Below, we’ve highlighted seven such “priorities”:

  1. VAWA: There has been pressure from the left to include the Violence Against Women Act (VAWA) as part of the fiscal cliff deal.  First enacted in 1994 with the intention of better protecting women from domestic violence, the most recent Senate reauthorization of VAWA “engages in mission creep by expanding VAWA to men and prisoners… and without precedent, the bill surrenders the rights of Americans who are not American Indians to racially exclusive tribal courts.”  Not only this, but there have been no scientifically rigorous evaluations of the effectiveness of this bill, and there has been no proof that it actually helps protect women against violence.  In this vein, historically and constitutionally, the police power is reserved to the states, which have laws to protect all citizens from crimes committed against them.  The goals of VAWA are a federal overreach; both in its original form and in its subsequent reauthorizations.
  2. Sandy Supplemental:  President Obama’s Sandy supplemental request is a whopping $60.4 billion.  We’ve expressed our strong opposition to the President’s funding request, since it contains altogether too much spending — far and above the amount actually needed to help victims — and the spending is not offset.  Moreover, there are a number of bogus items in the request that should rightfully be considered in the upcoming budget process – assuming Harry Reid engages in that process – during which lawmakers can be more circumspect about how useful and necessary these items are.
  3. Farm Bill: Some suggest that it’s unlikely a farm bill will be included as part of the potential fiscal cliff deal.  Proponents of the farm bill cite the threat of high milk prices as one of the main reasons for wanting to get the bill done sooner rather than later.  Yes, the decades-old “permanent law” is problematic – and presumably easy to repeal – but talking about problems with “permanent law” only serves to ignore the problems with the “temporary law” and “proposed law.”  One such problem contributing to farmers’ high production costs is the rising cost of feed, a problem lawmakers made worse with the ethanol mandate they imposed.
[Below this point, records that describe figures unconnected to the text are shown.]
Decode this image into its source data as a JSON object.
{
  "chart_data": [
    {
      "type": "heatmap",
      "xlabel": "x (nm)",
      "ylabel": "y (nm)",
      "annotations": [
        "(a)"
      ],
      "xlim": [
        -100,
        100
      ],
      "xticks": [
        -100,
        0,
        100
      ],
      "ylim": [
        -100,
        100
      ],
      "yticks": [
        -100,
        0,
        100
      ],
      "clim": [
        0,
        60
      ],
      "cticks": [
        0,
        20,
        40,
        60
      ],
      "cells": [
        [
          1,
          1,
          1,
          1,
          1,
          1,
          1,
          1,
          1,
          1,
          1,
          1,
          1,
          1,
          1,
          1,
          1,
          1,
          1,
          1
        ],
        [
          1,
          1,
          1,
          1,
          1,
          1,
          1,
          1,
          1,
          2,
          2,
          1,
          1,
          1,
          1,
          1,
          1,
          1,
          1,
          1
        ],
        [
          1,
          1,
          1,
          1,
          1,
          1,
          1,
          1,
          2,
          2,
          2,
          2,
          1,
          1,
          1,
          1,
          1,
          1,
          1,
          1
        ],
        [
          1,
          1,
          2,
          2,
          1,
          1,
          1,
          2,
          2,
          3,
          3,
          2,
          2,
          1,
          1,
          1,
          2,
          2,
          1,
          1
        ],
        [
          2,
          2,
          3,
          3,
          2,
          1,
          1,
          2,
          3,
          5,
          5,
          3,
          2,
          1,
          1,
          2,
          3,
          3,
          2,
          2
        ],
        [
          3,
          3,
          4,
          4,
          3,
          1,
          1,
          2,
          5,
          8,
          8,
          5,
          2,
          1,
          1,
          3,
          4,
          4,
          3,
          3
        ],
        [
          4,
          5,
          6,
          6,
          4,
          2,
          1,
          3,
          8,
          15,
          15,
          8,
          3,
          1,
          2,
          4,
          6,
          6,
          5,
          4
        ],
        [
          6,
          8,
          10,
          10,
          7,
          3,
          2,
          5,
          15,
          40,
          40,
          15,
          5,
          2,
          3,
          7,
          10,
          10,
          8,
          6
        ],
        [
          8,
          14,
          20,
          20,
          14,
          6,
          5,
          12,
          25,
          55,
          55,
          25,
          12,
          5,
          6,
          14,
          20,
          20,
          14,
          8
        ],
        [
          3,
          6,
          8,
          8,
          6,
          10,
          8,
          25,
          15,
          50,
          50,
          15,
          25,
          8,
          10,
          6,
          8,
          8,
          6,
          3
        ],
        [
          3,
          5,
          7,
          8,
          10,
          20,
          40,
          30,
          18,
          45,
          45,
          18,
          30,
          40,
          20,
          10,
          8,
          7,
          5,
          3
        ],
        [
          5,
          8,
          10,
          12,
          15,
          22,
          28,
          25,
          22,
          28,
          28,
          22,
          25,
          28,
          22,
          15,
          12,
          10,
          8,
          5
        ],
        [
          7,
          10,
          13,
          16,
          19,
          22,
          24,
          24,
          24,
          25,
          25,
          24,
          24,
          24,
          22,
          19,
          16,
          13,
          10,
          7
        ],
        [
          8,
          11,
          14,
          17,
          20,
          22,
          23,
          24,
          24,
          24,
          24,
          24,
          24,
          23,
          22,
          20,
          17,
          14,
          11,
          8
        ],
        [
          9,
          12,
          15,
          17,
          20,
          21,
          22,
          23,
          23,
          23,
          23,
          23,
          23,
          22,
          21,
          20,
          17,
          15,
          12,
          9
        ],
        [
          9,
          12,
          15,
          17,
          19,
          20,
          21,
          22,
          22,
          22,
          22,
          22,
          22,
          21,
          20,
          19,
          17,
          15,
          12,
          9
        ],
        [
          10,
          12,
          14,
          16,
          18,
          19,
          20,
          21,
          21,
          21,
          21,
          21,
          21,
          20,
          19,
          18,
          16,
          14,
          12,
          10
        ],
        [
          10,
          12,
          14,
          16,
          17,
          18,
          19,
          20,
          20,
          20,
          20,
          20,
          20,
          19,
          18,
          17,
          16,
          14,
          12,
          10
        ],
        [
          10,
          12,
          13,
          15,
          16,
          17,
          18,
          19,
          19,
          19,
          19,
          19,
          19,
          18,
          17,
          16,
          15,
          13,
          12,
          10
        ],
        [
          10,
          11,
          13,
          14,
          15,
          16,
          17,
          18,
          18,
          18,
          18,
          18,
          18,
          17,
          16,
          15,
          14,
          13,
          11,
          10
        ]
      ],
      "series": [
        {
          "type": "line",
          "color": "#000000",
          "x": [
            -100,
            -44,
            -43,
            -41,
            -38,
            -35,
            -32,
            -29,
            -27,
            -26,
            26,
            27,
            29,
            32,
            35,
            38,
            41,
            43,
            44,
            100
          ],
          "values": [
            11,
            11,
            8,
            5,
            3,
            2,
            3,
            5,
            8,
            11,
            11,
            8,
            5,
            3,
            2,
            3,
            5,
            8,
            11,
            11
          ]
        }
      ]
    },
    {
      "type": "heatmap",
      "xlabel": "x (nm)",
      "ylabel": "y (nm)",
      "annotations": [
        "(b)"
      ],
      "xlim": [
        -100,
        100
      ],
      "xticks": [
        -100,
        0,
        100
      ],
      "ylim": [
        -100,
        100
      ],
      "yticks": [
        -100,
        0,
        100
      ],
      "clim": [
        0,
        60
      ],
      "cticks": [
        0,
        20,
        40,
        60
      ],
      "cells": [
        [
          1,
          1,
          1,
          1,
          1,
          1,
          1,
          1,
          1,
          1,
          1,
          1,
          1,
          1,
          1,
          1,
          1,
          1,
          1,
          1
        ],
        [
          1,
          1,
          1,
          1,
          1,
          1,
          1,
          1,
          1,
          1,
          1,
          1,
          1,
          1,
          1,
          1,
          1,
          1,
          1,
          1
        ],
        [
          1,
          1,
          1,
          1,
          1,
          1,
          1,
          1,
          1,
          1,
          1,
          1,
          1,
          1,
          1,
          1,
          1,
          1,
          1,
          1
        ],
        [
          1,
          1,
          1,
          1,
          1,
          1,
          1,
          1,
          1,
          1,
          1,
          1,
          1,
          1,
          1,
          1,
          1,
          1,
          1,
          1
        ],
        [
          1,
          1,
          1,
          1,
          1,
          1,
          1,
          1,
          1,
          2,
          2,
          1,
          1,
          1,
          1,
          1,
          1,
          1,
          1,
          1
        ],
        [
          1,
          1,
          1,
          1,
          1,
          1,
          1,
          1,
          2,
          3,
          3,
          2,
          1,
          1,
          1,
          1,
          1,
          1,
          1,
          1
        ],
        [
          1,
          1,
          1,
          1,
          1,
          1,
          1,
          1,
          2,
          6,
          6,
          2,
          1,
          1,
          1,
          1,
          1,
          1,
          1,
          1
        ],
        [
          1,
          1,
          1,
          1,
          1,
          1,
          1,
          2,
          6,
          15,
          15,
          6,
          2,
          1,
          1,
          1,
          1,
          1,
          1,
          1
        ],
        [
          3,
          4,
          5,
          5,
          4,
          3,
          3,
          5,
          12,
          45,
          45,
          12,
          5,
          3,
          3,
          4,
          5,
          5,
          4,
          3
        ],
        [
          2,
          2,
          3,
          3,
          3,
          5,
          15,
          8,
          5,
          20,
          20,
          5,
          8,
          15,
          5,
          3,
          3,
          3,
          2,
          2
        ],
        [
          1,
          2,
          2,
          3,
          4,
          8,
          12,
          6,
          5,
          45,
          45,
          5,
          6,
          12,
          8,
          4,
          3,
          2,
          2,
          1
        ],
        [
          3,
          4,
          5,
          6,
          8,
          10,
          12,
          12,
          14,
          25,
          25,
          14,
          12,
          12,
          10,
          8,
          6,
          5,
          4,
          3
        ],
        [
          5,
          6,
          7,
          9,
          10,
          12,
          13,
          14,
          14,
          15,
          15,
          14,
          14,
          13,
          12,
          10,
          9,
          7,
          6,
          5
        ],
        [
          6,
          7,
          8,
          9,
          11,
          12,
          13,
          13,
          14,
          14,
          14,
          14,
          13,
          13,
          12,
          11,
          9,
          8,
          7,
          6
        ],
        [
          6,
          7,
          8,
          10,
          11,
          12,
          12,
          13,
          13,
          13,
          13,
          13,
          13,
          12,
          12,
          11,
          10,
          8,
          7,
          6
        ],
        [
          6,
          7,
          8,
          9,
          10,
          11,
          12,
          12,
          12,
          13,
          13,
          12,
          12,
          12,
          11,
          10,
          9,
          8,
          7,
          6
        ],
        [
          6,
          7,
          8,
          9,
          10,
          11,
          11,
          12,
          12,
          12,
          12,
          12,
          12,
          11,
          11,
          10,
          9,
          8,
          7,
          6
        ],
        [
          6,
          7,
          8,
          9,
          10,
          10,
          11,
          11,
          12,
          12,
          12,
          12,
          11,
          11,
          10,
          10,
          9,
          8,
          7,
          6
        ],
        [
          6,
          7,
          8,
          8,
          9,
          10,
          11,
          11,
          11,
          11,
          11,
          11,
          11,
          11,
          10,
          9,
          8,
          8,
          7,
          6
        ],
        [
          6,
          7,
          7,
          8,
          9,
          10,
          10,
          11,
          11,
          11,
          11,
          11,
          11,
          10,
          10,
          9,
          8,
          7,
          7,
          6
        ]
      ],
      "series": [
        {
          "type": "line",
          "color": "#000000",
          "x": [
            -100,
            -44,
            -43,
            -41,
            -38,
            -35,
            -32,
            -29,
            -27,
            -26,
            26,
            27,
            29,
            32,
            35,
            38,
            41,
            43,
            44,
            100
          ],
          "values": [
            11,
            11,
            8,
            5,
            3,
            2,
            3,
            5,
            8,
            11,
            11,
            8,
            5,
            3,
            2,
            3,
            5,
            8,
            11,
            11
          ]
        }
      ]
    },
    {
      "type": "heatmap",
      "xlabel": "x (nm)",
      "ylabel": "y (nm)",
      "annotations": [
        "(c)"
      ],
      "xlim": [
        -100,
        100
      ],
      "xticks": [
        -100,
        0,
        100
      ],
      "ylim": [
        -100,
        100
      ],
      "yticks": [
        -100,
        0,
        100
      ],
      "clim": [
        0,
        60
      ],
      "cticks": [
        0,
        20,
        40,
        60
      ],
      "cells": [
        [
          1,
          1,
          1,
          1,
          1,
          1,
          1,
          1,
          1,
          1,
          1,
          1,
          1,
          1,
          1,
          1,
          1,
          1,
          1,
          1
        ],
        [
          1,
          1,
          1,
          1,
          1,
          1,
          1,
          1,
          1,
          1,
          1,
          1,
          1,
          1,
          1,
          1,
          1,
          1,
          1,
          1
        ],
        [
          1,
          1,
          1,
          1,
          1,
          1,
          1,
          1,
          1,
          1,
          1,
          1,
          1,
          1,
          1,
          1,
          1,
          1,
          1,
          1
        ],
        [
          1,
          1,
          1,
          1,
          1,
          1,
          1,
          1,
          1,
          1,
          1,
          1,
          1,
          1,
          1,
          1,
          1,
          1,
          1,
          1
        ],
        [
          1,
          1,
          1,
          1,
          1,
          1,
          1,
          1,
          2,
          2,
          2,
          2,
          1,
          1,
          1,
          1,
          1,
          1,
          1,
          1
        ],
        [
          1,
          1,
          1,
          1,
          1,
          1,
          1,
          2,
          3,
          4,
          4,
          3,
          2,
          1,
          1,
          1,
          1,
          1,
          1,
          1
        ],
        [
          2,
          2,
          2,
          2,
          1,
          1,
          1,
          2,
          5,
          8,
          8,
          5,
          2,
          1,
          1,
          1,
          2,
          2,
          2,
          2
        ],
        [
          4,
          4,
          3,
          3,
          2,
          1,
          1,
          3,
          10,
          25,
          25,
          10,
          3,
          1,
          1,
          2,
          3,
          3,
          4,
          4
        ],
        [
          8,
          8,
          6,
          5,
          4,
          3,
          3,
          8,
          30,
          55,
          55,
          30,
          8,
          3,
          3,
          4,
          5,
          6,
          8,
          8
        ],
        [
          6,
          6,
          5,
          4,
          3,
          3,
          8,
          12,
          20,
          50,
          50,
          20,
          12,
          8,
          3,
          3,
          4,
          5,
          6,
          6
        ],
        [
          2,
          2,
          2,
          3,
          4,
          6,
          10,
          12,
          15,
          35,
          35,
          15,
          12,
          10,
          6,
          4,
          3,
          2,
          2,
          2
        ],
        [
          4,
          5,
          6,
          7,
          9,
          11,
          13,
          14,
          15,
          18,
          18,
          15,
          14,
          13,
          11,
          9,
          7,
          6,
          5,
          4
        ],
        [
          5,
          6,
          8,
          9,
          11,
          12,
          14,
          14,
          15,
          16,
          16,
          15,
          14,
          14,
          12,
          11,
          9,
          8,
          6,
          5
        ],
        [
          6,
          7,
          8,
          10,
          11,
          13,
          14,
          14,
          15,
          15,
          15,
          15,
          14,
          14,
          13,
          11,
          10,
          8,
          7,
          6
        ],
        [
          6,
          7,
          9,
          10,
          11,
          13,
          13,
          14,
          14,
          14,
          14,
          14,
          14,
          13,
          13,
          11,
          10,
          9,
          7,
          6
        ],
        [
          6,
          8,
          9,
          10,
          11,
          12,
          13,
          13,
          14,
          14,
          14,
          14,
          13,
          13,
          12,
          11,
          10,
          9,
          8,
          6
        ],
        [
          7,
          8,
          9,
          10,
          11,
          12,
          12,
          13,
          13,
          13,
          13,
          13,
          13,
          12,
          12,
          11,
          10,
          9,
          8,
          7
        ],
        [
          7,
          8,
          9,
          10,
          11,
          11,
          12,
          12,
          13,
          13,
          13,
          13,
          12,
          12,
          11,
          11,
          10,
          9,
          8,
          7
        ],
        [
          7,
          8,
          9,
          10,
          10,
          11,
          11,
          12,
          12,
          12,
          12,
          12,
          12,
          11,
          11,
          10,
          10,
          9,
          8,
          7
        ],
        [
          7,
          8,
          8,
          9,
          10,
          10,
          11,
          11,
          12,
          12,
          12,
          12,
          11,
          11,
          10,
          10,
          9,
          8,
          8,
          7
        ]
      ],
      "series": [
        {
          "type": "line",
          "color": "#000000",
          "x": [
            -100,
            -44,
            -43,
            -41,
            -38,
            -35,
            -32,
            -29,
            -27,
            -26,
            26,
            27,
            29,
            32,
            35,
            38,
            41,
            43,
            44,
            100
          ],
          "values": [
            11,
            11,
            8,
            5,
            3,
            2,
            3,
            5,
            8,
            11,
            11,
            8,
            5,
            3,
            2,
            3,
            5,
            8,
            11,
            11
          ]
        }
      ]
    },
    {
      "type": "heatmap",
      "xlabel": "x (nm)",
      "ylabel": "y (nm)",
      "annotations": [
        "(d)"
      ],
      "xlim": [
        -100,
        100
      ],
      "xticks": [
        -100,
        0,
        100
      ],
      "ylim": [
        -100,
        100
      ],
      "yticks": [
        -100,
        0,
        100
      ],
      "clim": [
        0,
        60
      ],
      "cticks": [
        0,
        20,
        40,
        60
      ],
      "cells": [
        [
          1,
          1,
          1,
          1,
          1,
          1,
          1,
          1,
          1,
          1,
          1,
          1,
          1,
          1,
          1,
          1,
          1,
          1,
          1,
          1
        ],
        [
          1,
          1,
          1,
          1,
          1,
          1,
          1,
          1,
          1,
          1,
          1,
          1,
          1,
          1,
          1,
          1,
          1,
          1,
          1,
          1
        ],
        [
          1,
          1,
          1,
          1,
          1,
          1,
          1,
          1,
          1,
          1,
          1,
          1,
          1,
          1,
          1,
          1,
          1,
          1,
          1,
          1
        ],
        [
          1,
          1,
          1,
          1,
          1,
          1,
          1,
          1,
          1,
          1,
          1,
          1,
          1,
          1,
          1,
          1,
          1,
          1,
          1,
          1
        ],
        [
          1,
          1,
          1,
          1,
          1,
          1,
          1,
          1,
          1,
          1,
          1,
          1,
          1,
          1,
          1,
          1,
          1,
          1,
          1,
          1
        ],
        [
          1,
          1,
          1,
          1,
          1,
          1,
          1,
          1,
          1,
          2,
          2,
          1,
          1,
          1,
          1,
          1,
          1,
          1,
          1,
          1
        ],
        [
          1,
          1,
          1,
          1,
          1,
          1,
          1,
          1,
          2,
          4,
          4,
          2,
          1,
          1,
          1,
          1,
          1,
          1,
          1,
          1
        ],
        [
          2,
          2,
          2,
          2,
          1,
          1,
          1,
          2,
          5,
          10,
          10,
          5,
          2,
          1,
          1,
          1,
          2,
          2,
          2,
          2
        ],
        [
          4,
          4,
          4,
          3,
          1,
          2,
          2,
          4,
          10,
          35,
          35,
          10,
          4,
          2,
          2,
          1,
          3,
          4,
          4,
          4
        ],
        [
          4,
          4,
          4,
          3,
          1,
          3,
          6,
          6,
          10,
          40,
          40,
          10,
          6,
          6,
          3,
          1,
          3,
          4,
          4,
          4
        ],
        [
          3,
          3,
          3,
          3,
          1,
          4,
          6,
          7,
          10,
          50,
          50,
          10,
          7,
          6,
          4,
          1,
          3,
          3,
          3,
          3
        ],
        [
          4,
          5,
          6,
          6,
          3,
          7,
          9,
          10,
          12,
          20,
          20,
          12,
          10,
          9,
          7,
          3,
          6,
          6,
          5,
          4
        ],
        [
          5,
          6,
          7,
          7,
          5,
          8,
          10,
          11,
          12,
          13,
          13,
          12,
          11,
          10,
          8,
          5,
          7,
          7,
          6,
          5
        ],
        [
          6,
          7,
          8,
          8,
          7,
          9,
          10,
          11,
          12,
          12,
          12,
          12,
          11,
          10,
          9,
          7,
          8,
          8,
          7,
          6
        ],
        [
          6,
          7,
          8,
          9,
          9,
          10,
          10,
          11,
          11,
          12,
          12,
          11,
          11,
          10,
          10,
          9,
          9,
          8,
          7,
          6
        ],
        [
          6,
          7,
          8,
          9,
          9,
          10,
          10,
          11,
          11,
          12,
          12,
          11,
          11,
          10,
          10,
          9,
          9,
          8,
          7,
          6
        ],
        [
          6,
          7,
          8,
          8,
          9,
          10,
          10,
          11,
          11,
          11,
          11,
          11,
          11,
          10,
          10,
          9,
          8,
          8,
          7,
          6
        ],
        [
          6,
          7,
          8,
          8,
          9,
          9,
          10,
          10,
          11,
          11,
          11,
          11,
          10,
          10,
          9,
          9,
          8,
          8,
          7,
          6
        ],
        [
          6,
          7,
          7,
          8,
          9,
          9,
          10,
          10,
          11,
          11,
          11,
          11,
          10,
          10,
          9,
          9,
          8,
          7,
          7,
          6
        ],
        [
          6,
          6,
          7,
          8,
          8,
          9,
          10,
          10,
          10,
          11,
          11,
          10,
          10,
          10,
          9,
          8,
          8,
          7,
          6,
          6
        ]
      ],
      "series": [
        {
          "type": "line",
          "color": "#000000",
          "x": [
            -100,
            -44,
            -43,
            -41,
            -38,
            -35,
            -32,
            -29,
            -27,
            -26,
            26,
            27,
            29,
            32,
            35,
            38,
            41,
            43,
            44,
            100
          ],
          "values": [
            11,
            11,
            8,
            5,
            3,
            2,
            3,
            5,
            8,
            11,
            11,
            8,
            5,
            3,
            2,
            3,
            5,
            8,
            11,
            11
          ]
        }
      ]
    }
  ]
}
So rather than continuing to provide farmers with taxpayer backed subsidies, they should eliminate the ethanol mandate.  They should also tackle food stamps, which have quadrupled over the past decade.
  4. Postal Bailout: Some folks are lamenting localized closures of the United States Postal Service (USPS) and say that the “usual suspects,” “hyperpartisan politics and ideological arrogance” are to blame for its imminent service cut backs.  The USPS is “indeed at a crisis point,” but there is a way out… that is, if Congress will allow it.  Each year, the USPS suffers great financial losses.  Rather than receive a government bailout, Heritage suggests that the USPS should “change its business model, eliminate expenses, and innovate to be competitive in the market place.”  Because of current laws, however, it is difficult for the USPS to close even its smaller, struggling facilities.  Rather than passing a postal bailout, which would result in the USPS becoming a “taxpayer-supported dinosaur existing on billions in taxpayer funding each year,” Congress should allow the USPS to reform itself.
  5. Wind Production Tax Credit: The wind lobby has been working hard to convince Congress to extend their wind tax credits before December 31.  This is ill advised, and odds are that this issue will not be addressed.  Heritage’s David Kreutzer explains that “[t]he wind production tax credit (PTC) has created an industry that produces overpriced, intermittent power, and it will continue to produce overpriced, intermittent power so as long as there is a PTC to pay for it.”
  6. Unemployment Benefits:  Unemployment Insurance (UI) benefits are also in the balance in fiscal cliff negotiations.  Heritage suggests that to deal properly with the UI program, Congress should maintain these benefits on humanitarian grounds, but shorten the period in which they are available, gradually phasing them out completely as unemployment returns to normal levels.  UI recipients should also be required to improve their skills while they are receiving UI benefits.
  7. National Infrastructure Bank:  Heritage’s Ronald D. Utt explains that such an institution would have limited benefits, and even those benefits could be “offset by the problems that could emerge from such entities.”  Many on the left, and even some on the right, view this as an economic stimulus, much like the Export-Import Bank, which is nothing more than a Fannie Mae for exporters.

When – or if – you hear word that a deal has been struck on the fiscal cliff, be wary.  You never know what else may be included at the last minute to garner scarce votes.